До самого суда Арсений мучался, не зная, сделает ли всесильный нарком хоть что-то для спасения женщин. То, что это было возможно и находилось целиком и полностью во власти Ягоды, Чен понимал, как отчетливо понимал и то, что принять обратное решение – уничтожить мать и дочь Вагнер было куда проще и с точки зрения службы даже правильнее. На этом месте рассуждений чекист никак не мог выйти из создавшихся в голове сумятицы и хаоса. Логика не помогала. Ведь и начальник Особого отдела отказался поручиться за очевидных, хотя и раскаявшихся, пособниц японских шпионов. А он – лейтенант госбезопасности Арсений Чен поручился. Зачем? Почему? Ни при каких обстоятельствах он не мог бы сам себе поверить, что эти женщины никогда и никому не расскажут о «деле двух чемоданов». Какое-то время да, будут молчать, сторониться чужих, бояться новых знакомств – если вообще выживут. Но если выживут… готов ли Арсений за них поручиться? «Не готов», – твердо отвечал он сам себе и сам себе удивлялся, как решительно соврал наркому, взвалив на себя смертельную тяжесть ответственности. Вечерами, проваливаясь в неглубокий нервный сон хронически уставшего человека, он с ужасом признавался себе, что желает только одного: чтобы нарком не поверил ему, Чену, и ничего не сделал. Он знал, что будет присутствовать на суде, и внутренне готовил себя к самому страшному: увидеть ужас и отчаяние Марты и Любови, услышавших приговор – «…к высшей мере социальной защиты». Знал и понимал, что больше всего, больше истерики, больше расстрельного приговора, боится другого: снижения наказания до уровня, когда ему – Марейкису всю жизнь придется бояться, что эти две женщины его подведут. В нем жил омерзительный, но покидающий головы, не выходящий на волю страх за себя, за то, что женщины подведут. Жила рожденная этим страхом надежда на то… да – приходилось прямо признать: на то, что их убьют без его, Марейкиса, участия. Казнят по законам строгого к изменникам родины советского государства, и все – жизнь и служба продолжатся дальше.

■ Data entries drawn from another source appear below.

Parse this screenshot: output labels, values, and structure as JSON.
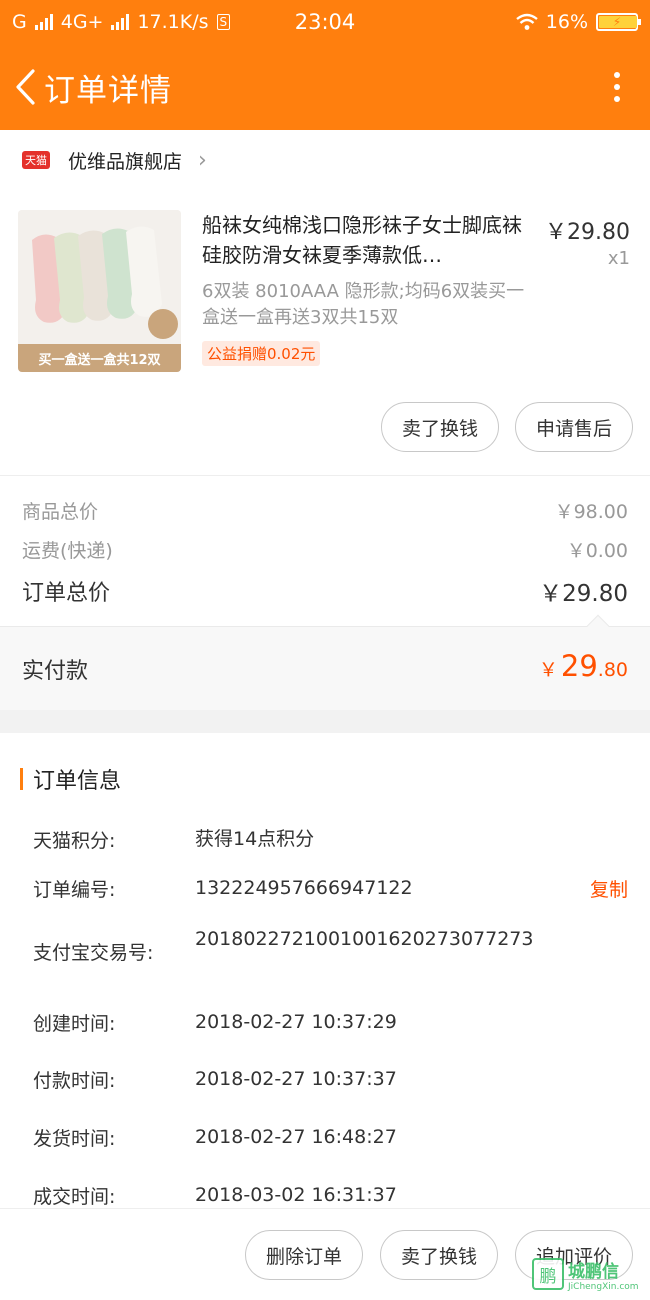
{
  "status_bar": {
    "carrier": "G",
    "network": "4G+",
    "speed": "17.1K/s",
    "s_icon": "S",
    "time": "23:04",
    "battery": "16%"
  },
  "nav": {
    "title": "订单详情"
  },
  "shop": {
    "badge": "天猫",
    "name": "优维品旗舰店"
  },
  "product": {
    "title": "船袜女纯棉浅口隐形袜子女士脚底袜硅胶防滑女袜夏季薄款低…",
    "price": "￥29.80",
    "quantity": "x1",
    "spec": "6双装 8010AAA 隐形款;均码6双装买一盒送一盒再送3双共15双",
    "charity_badge": "公益捐赠0.02元",
    "thumb_caption": "买一盒送一盒共12双"
  },
  "product_actions": {
    "sell": "卖了换钱",
    "after_sales": "申请售后"
  },
  "summary": {
    "goods_label": "商品总价",
    "goods_value": "￥98.00",
    "shipping_label": "运费(快递)",
    "shipping_value": "￥0.00",
    "total_label": "订单总价",
    "total_value": "￥29.80",
    "paid_label": "实付款",
    "paid_yen": "￥",
    "paid_int": "29",
    "paid_dec": ".80"
  },
  "order_info": {
    "section_title": "订单信息",
    "rows": [
      {
        "label": "天猫积分:",
        "value": "获得14点积分"
      },
      {
        "label": "订单编号:",
        "value": "132224957666947122"
      },
      {
        "label": "支付宝交易号:",
        "value": "2018022721001001620273077273"
      },
      {
        "label": "创建时间:",
        "value": "2018-02-27 10:37:29"
      },
      {
        "label": "付款时间:",
        "value": "2018-02-27 10:37:37"
      },
      {
        "label": "发货时间:",
        "value": "2018-02-27 16:48:27"
      },
      {
        "label": "成交时间:",
        "value": "2018-03-02 16:31:37"
      }
    ],
    "copy_label": "复制"
  },
  "bottom_actions": {
    "delete": "删除订单",
    "sell": "卖了换钱",
    "review": "追加评价"
  },
  "watermark": {
    "logo": "鹏",
    "cn": "城鹏信",
    "en": "JiChengXin.com"
  },
  "colors": {
    "brand_orange": "#ff7f0e",
    "price_red": "#ff5000",
    "tmall_red": "#e4312b"
  }
}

И вот вместо этого случилось то, чего он одновременно и боялся и добивался. Женщины не просто выжили, они фактически были помилованы. «Ссылка в Кострому! Волга, молоко, сметана, яйца! Проживут как-нибудь. Да и жить там не всю жизнь и даже не десять лет. Всего три года. Считай, отпуск сразу за все годы работы Любы Вагнер в ОГПУ. Ничего, даже ссыльные работу найдут. Теми же доярками пойдут. А там, глядишь, и забудут, и сами себе на всю жизнь запретят вспоминать, что было, чего не было!» – успокаивал сам себя Арсений Чен, и с каждой минутой, с каждым шагом, что уносил его от оставшегося позади здания суда, настроение чекиста, к его собственному удивлению, улучшалось, а мысли светлели. Уже подходя к служебному подъезду, он подумал о том, что было бы правильно узнать, когда женщины покидают Москву, и встретиться с ними. Приняв это окончательное решение, Чен совсем повеселел и дальше думал уже только о новом задании.

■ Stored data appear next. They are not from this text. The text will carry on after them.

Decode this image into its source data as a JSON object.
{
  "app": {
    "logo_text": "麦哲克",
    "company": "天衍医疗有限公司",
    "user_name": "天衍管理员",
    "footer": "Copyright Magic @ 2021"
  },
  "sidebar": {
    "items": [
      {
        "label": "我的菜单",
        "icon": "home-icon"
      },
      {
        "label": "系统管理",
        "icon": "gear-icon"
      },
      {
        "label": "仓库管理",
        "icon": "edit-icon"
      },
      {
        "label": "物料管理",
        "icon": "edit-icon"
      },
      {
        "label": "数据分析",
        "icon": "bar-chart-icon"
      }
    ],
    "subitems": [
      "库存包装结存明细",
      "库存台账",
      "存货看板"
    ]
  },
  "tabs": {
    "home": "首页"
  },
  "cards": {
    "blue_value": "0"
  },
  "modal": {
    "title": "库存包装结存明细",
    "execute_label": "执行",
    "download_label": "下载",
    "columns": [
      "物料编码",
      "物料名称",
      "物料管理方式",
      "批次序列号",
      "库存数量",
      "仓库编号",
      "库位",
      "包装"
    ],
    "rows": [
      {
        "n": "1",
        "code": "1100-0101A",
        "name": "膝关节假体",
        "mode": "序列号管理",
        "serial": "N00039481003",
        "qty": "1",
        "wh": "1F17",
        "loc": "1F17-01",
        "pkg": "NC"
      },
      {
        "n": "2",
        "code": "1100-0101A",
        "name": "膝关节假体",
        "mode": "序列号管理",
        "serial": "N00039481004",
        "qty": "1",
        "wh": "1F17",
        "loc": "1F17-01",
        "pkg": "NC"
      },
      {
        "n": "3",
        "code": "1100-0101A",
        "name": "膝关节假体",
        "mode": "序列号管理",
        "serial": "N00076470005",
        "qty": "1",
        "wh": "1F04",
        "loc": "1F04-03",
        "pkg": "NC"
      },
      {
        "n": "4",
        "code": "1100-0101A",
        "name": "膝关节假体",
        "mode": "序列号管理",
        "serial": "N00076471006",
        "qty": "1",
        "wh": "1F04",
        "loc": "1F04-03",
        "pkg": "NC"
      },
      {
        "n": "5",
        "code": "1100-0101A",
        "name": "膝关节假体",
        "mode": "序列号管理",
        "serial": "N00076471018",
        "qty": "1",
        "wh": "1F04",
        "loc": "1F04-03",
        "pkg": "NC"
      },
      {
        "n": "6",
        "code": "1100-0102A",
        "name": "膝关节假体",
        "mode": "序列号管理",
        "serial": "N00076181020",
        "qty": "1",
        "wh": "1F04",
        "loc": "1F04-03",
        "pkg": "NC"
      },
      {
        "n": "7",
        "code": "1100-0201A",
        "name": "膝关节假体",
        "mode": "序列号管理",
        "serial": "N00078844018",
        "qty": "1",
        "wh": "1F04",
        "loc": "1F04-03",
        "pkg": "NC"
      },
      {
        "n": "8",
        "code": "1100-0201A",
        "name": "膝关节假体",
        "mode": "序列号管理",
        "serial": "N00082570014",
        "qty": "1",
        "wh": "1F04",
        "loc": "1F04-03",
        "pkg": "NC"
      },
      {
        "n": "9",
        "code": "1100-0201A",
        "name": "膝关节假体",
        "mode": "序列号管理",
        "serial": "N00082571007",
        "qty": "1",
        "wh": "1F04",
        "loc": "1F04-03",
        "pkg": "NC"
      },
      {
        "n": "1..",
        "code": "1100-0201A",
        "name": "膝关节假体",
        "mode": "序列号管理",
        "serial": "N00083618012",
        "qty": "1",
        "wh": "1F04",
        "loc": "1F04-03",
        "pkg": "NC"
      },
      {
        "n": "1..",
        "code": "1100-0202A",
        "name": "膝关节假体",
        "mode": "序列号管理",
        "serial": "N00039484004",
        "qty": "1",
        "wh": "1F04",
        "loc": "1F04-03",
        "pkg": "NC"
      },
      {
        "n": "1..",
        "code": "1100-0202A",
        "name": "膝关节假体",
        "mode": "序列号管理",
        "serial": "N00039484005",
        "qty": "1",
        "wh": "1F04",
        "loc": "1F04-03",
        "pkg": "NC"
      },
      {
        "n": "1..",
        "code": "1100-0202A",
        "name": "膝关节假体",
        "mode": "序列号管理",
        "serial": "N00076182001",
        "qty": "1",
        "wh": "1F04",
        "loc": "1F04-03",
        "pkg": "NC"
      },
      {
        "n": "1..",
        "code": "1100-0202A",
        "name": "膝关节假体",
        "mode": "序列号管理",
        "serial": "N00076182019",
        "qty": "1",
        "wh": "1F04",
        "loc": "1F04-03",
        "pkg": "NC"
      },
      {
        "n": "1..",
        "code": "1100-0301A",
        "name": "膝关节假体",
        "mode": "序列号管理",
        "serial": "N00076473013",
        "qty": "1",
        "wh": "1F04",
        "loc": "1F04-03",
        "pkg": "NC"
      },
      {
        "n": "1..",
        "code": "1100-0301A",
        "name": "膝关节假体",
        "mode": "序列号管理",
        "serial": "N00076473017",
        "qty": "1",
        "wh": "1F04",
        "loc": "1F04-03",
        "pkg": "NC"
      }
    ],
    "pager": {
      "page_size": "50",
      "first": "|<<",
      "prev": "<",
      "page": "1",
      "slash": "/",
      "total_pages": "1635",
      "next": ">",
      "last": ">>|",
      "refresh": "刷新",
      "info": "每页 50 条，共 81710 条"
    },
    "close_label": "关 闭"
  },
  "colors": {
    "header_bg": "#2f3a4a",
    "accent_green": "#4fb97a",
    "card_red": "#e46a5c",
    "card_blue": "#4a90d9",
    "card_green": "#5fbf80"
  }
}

Пассажирский поезд Москва – Кострома готовился к отправлению. Сильный северный ветер, задувавший, кажется, из самой Костромы, до костей пробирал немногочисленных отъезжающих, пожимавших крепкие руки, обнимавших худые плечи и целовавших небритые или соленые от слез щеки провожавших. Паровоз выпускал клапанами белый пар вдоль перрона, а из трубы его валили вверх клубы черного дыма. Все это под порывами ветра смешивалось, летело в лица людей на перроне, заставляло одних мечтать, чтобы затянувшееся прощание поскорее закончилось, а других – оказаться в теплом купе или вонючем, но тоже теплом плацкартном вагоне с вареными курами и яйцами вкрутую, с водкой и чаем. Лишь немногие искренне не хотели расставаться: матери провожали детей, жены – мужей, уезжающих в командировку, тыкались носами в широкие ватные плечи друг друга, плакали, смеялись, надеялись.

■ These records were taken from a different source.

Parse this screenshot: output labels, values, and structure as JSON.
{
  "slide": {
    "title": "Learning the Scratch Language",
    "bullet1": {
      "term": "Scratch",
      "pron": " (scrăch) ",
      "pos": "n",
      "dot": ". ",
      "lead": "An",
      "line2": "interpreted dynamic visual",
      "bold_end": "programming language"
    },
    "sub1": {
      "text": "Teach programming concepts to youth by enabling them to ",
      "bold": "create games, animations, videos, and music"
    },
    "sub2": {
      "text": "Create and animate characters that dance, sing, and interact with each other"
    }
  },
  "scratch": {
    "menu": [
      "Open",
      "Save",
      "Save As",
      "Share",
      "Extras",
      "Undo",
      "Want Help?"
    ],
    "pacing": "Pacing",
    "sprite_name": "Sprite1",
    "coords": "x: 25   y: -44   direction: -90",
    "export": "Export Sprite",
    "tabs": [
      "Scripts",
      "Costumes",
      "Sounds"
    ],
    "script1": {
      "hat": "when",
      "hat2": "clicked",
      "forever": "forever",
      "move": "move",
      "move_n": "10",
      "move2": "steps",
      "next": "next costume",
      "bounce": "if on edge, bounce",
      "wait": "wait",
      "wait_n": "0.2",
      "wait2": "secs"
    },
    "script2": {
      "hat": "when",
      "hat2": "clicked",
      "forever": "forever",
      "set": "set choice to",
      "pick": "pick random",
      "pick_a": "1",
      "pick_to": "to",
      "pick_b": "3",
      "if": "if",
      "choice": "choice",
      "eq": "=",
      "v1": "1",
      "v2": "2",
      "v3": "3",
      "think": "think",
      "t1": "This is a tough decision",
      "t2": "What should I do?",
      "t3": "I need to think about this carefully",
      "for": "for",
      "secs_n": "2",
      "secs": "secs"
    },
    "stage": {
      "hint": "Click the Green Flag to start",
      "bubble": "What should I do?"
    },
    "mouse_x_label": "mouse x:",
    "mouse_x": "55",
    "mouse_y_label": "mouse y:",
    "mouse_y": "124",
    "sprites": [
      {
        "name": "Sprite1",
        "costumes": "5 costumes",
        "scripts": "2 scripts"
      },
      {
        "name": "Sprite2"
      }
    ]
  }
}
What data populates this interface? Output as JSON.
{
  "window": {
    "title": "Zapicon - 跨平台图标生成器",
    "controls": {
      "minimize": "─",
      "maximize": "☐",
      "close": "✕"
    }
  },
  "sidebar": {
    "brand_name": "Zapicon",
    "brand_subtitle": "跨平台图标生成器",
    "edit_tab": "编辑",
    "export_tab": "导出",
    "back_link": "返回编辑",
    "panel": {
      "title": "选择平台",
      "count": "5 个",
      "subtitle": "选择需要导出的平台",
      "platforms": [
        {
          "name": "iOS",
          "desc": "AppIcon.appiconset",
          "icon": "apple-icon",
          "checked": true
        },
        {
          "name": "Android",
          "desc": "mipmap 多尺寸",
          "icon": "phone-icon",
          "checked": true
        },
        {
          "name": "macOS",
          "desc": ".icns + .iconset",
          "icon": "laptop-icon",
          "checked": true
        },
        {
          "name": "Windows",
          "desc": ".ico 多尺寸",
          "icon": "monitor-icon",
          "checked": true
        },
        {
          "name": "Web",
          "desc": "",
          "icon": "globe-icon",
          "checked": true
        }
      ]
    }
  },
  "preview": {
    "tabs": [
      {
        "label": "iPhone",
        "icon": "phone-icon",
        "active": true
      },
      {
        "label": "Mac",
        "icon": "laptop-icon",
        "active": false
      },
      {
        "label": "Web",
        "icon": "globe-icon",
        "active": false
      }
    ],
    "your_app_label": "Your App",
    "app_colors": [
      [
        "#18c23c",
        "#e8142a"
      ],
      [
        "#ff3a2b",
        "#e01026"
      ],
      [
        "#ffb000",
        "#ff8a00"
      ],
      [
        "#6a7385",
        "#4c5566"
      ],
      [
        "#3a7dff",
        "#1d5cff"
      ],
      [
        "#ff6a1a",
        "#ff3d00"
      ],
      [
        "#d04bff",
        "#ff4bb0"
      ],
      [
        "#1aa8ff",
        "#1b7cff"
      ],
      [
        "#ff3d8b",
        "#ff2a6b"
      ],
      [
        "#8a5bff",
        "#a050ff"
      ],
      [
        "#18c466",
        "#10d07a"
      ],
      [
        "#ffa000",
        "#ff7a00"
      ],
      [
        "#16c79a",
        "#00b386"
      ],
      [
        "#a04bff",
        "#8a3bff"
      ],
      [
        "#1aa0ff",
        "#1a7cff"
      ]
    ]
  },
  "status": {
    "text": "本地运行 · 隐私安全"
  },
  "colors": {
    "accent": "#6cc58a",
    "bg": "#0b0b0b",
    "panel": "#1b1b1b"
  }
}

У третьего плацкартного вагона стояли три человека, по-собачьи дрожавшие от холода. Любовь и Марта Вагнер промерзли насквозь. Они уже прошли было к своим местам и принялись распихивать багаж под сиденья и на багажные полки. На последние было не допрыгнуть, и Марте пришлось подавать вещи матери, с трудом залезшей на верхнее место. Потянувшись вверх с очередным тюком, она и увидела через окно подошедшего к вагону Чена. Испуганная девушка показала на него, но Люба Вагнер долго еще не хотела выходить. Лишь когда Чен, дважды постучавший в замерзшее стекло, направился к двери вагона, мать поняла, что встречи не избежать, и принялась заново кутать в куцый заячий полушубок Марту, у которой уже стал немного заметен живот.